1 April 2016

The case for a new name for “capitalism”

By J.R. Lucas

It is commonly said that ours is a capitalist economy. It is a misnomer. The term comes from an age of mill owners and mill workers, which could be found in parts of Victorian Britain, but does not correspond to the economic life of modern Britain or America.

How many capitalists have you met? How many have you even heard of?

We can instance George Soros as a contemporary capitalist, and most people can cite Lord Nuffield in Britain, and Henry Ford and a few others in America; but the list soon runs out, and we are hard put to it to name even twenty.

Although, there are some capitalists to be found, and employees who work in large factories, a large part of the economy is run by people who are neither capitalists nor proletarians.

Who are the owners of the means of production in a doctors’ surgery, a school, a parish church, Oxford University Press, or a theatre guild? In the mill towns and pit villages of the nineteenth century it might have seemed plausible to divide society into just two classes, but today rather few individuals can be said to own the means of production, and many who sell their labour are not noticeably poor.
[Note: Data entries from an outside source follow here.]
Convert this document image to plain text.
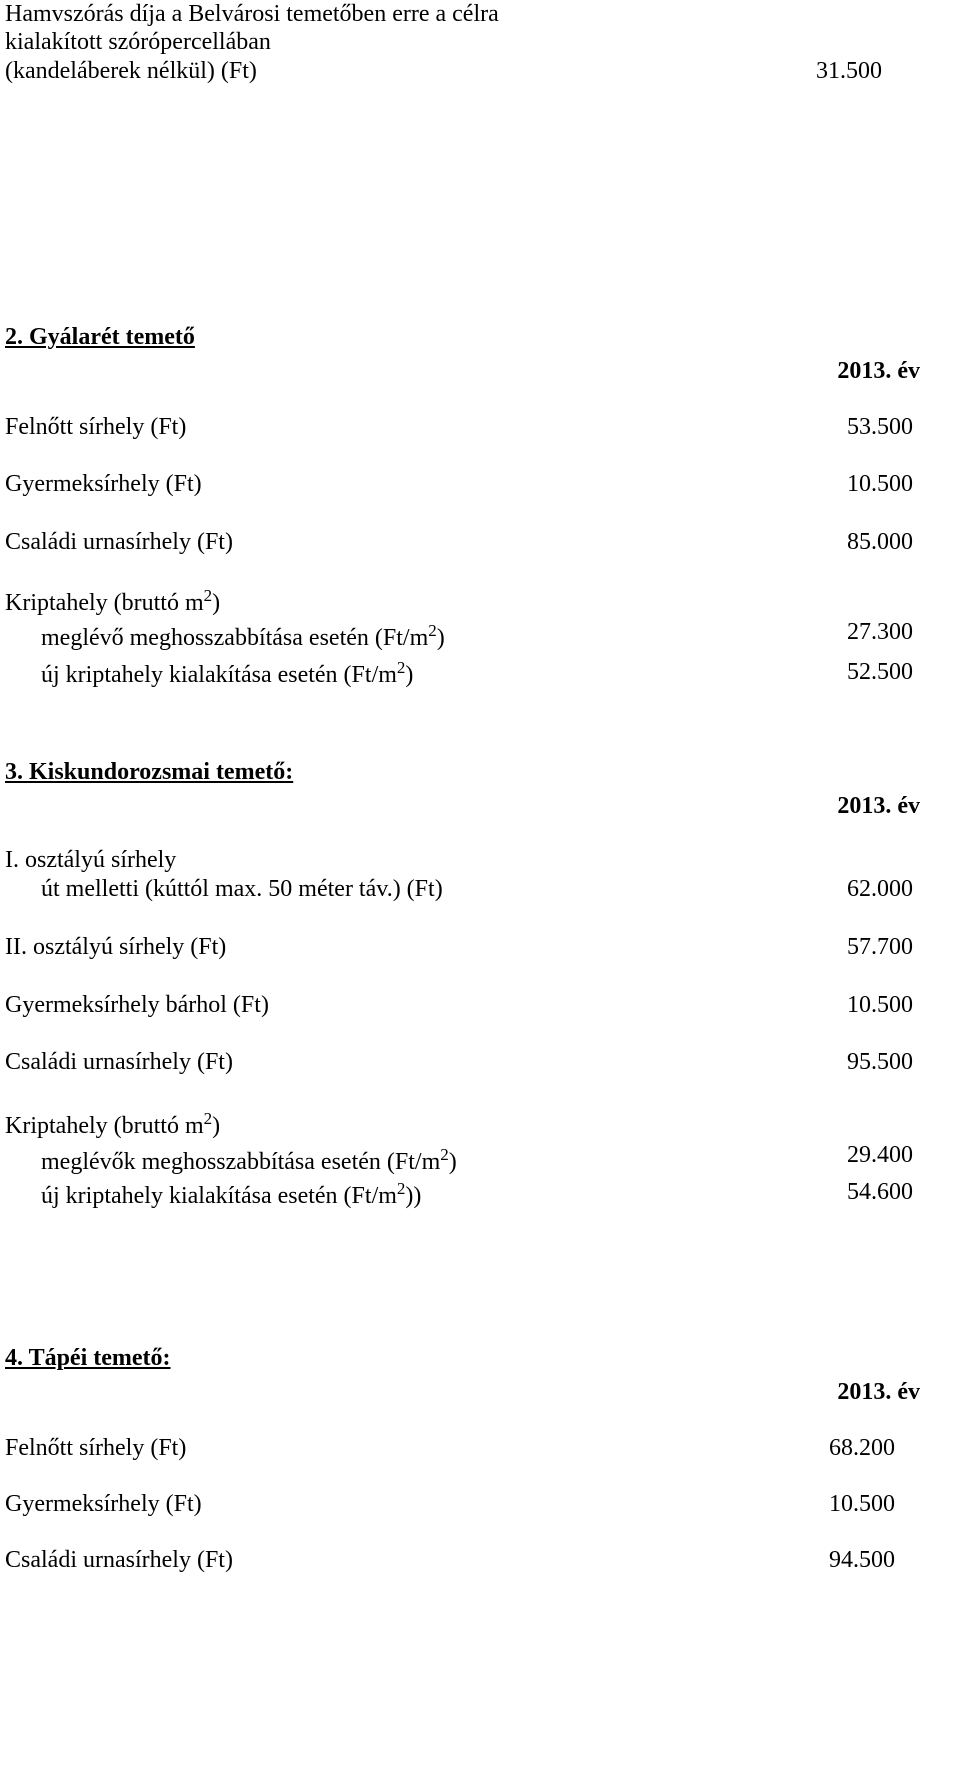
Hamvszórás díja a Belvárosi temetőben erre a célra
kialakított szórópercellában
(kandeláberek nélkül) (Ft)	31.500
2. Gyálarét temető
2013. év
Felnőtt sírhely (Ft)	53.500
Gyermeksírhely (Ft)	10.500
Családi urnasírhely (Ft)	85.000
Kriptahely (bruttó $m^2$)
meglévő meghosszabbítása esetén $(Ft/m^2)$	27.300
új kriptahely kialakítása esetén $(Ft/m^2)$	52.500
3. Kiskundorozsmai temető:
2013. év
I. osztályú sírhely
út melletti (kúttól max. 50 méter táv.) (Ft)	62.000
II. osztályú sírhely (Ft)	57.700
Gyermeksírhely bárhol (Ft)	10.500
Családi urnasírhely (Ft)	95.500
Kriptahely (bruttó $m^2$)
meglévők meghosszabbítása esetén $(Ft/m^2)$	29.400
új kriptahely kialakítása esetén $(Ft/m^2)$)	54.600
4. Tápéi temető:
2013. év
Felnőtt sírhely (Ft)	68.200
Gyermeksírhely (Ft)	10.500
Családi urnasírhely (Ft)	94.500
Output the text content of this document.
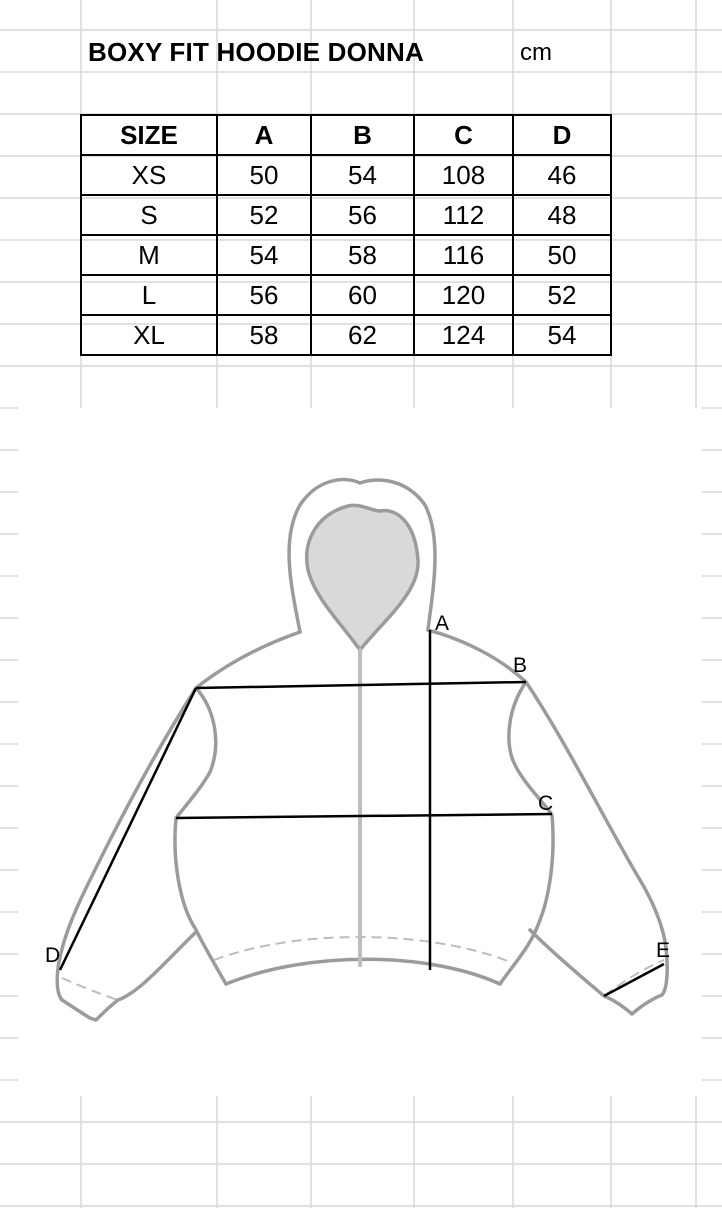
BOXY FIT HOODIE DONNA	cm
SIZE	A	B	C	D
XS	50	54	108	46
S	52	56	112	48
M	54	58	116	50
L	56	60	120	52
XL	58	62	124	54
A
B
C
D	E
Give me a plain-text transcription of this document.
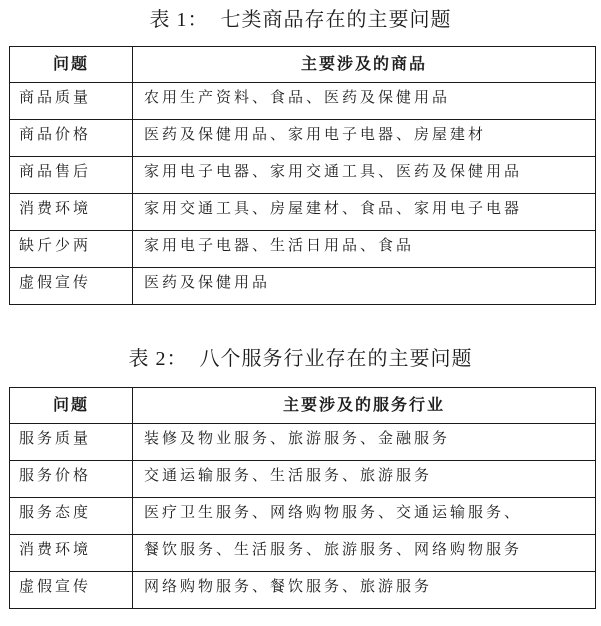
表 1：  七类商品存在的主要问题
问题	主要涉及的商品
商品质量	农用生产资料、食品、医药及保健用品
商品价格	医药及保健用品、家用电子电器、房屋建材
商品售后	家用电子电器、家用交通工具、医药及保健用品
消费环境	家用交通工具、房屋建材、食品、家用电子电器
缺斤少两	家用电子电器、生活日用品、食品
虚假宣传	医药及保健用品
表 2：  八个服务行业存在的主要问题
问题	主要涉及的服务行业
服务质量	装修及物业服务、旅游服务、金融服务
服务价格	交通运输服务、生活服务、旅游服务
服务态度	医疗卫生服务、网络购物服务、交通运输服务、
消费环境	餐饮服务、生活服务、旅游服务、网络购物服务
虚假宣传	网络购物服务、餐饮服务、旅游服务
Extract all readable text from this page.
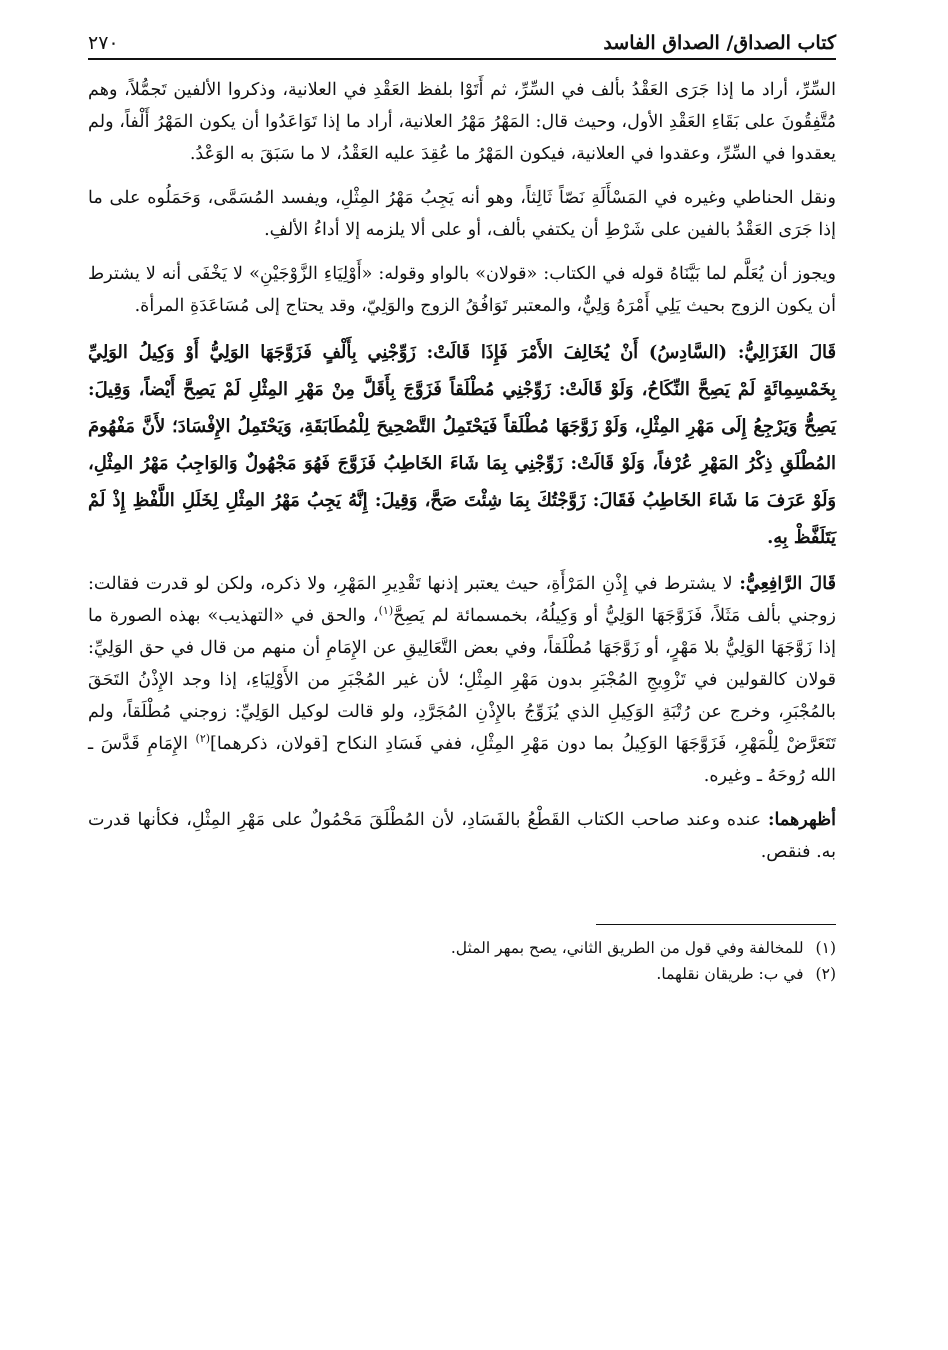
كتاب الصداق/ الصداق الفاسد
٢٧٠

السِّرِّ، أراد ما إذا جَرَى العَقْدُ بألف في السِّرِّ، ثم أَتَوْا بلفظ العَقْدِ في العلانية، وذكروا الألفين تَجمُّلاً، وهم مُتَّفِقُونَ على بَقَاءِ العَقْدِ الأول، وحيث قال: المَهْرُ مَهْرُ العلانية، أراد ما إذا تَوَاعَدُوا أن يكون المَهْرُ أَلْفاً، ولم يعقدوا في السِّرِّ، وعقدوا في العلانية، فيكون المَهْرُ ما عُقِدَ عليه العَقْدُ، لا ما سَبَقَ به الوَعْدُ.

ونقل الحناطي وغيره في المَسْأَلَةِ نَصّاً ثَالِثاً، وهو أنه يَجِبُ مَهْرُ المِثْلِ، ويفسد المُسَمَّى، وَحَمَلُوه على ما إذا جَرَى العَقْدُ بالفين على شَرْطِ أن يكتفي بألف، أو على ألا يلزمه إلا أداءُ الألفِ.

ويجوز أن يُعَلَّم لما بَيَّنَاهُ قوله في الكتاب: «قولان» بالواو وقوله: «أَوْلِيَاءِ الزَّوْجَيْنِ» لا يَخْفَى أنه لا يشترط أن يكون الزوج بحيث يَلِي أَمْرَهُ وَلِيٌّ، والمعتبر تَوَافُقُ الزوج والوَلِيّ، وقد يحتاج إلى مُسَاعَدَةِ المرأة.

قَالَ الغَزَالِيُّ: (السَّادِسُ) أَنْ يُخَالِفَ الأَمْرَ فَإِذَا قَالَتْ: زَوِّجْنِي بِأَلْفٍ فَزَوَّجَهَا الوَلِيُّ أَوْ وَكِيلُ الوَلِيِّ بِخَمْسِمِائَةٍ لَمْ يَصِحَّ النِّكَاحُ، وَلَوْ قَالَتْ: زَوِّجْنِي مُطْلَقاً فَزَوَّجَ بِأَقَلَّ مِنْ مَهْرِ المِثْلِ لَمْ يَصِحَّ أَيْضاً، وَقِيلَ: يَصِحُّ وَيَرْجِعُ إِلَى مَهْرِ المِثْلِ، وَلَوْ زَوَّجَهَا مُطْلَقاً فَيَحْتَمِلُ التَّصْحِيحَ لِلْمُطَابَقَةِ، وَيَحْتَمِلُ الإِفْسَادَ؛ لأَنَّ مَفْهُومَ المُطْلَقِ ذِكْرُ المَهْرِ عُرْفاً، وَلَوْ قَالَتْ: زَوِّجْنِي بِمَا شَاءَ الخَاطِبُ فَزَوَّجَ فَهُوَ مَجْهُولٌ وَالوَاجِبُ مَهْرُ المِثْلِ، وَلَوْ عَرَفَ مَا شَاءَ الخَاطِبُ فَقَالَ: زَوَّجْتُكَ بِمَا شِئْتَ صَحَّ، وَقِيلَ: إِنَّهُ يَجِبُ مَهْرُ المِثْلِ لِخَلَلِ اللَّفْظِ إِذْ لَمْ يَتَلَفَّظْ بِهِ.

قَالَ الرَّافِعِيُّ: لا يشترط في إِذْنِ المَرْأَةِ، حيث يعتبر إذنها تَقْدِيرِ المَهْرِ، ولا ذكره، ولكن لو قدرت فقالت: زوجني بألف مَثَلاً، فَزَوَّجَهَا الوَلِيُّ أو وَكِيلُهُ، بخمسمائة لم يَصِحَّ$^{(١)}$، والحق في «التهذيب» بهذه الصورة ما إذا زَوَّجَهَا الوَلِيُّ بلا مَهْرٍ، أو زَوَّجَهَا مُطْلَقاً، وفي بعض التَّعَالِيقِ عن الإِمَامِ أن منهم من قال في حق الوَلِيِّ: قولان كالقولين في تَزْوِيجِ المُجْبَرِ بدون مَهْرِ المِثْلِ؛ لأن غير المُجْبَرِ من الأَوْلِيَاءِ، إذا وجد الإِذْنُ التَحَقَ بالمُجْبَرِ، وخرج عن رُتْبَةِ الوَكِيلِ الذي يُزَوِّجُ بالإِذْنِ المُجَرَّدِ، ولو قالت لوكيل الوَلِيِّ: زوجني مُطْلَقاً، ولم تَتَعَرَّضْ لِلْمَهْرِ، فَزَوَّجَهَا الوَكِيلُ بما دون مَهْرِ المِثْلِ، ففي فَسَادِ النكاح [قولان، ذكرهما]$^{(٢)}$ الإِمَامِ قَدَّسَ ـ الله رُوحَهُ ـ وغيره.

أظهرهما: عنده وعند صاحب الكتاب القَطْعُ بالفَسَادِ، لأن المُطْلَقَ مَحْمُولٌ على مَهْرِ المِثْلِ، فكأنها قدرت به. فنقص.

(١)
للمخالفة وفي قول من الطريق الثاني، يصح بمهر المثل.
(٢)
في ب: طريقان نقلهما.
Most factories are owned by public limited companies with many shares held by pension funds, investment funds. charities, and unit trusts. The people who actually run the factories are paid employees, who may own some shares but are primarily remunerated by a salary.

The really rich are footballers, film stars, or the author of the Harry Potter books. Ms Rowling did own the pen she wrote with and the paper she wrote on, and footballers own their boots, and can be said to own their feet and ankles, but to make out that they are exploiting down-trodden manual workers by reason of their exclusive hold on the means of production requires a depth of misconception that even a modern Marxist finds  difficult to achieve.

The Marxist analysis of our society is inaccurate, and darkens counsel. The important thing about our society is not that there are some large economic entities, but that there are many. It is not so much a capitalist as a decentralised society, with many relatively independent centres of decision-making. That enhances each individual’s sense of his own individuality, through being often able to make some choices all of his own, which is not only good for him, but also good for society.

Although many people make bad choices, some make good ones, which can be copied, and come to be generally adopted by society. Progress, both economic and social, will be facilitated. Inventors and entrepreneurs bring prosperity. Prosperous societies nurture artists, poets and thinkers. Genius is idiosyncratic, and idiosyncrasy is less hampered and frustrated when each individual has some measure of choice.

The real characteristic of Western societies is freedom. People are free to choose. In economic affair they are free to choose  their work. They can choose between jobs. This does not mean that they can find whatever paid employment they  would most like to have, only that they can choose between available jobs. Sometimes, indeed, the choice is limited and not at all attractive. But though there are circumstances in which people have no real alternative to taking a disagreeable and ill-paid job, usually there is some choice, and sometimes a lot of choice.

For most people freedom is a great benefit; and and life in the modern West better than at any other time or place in history.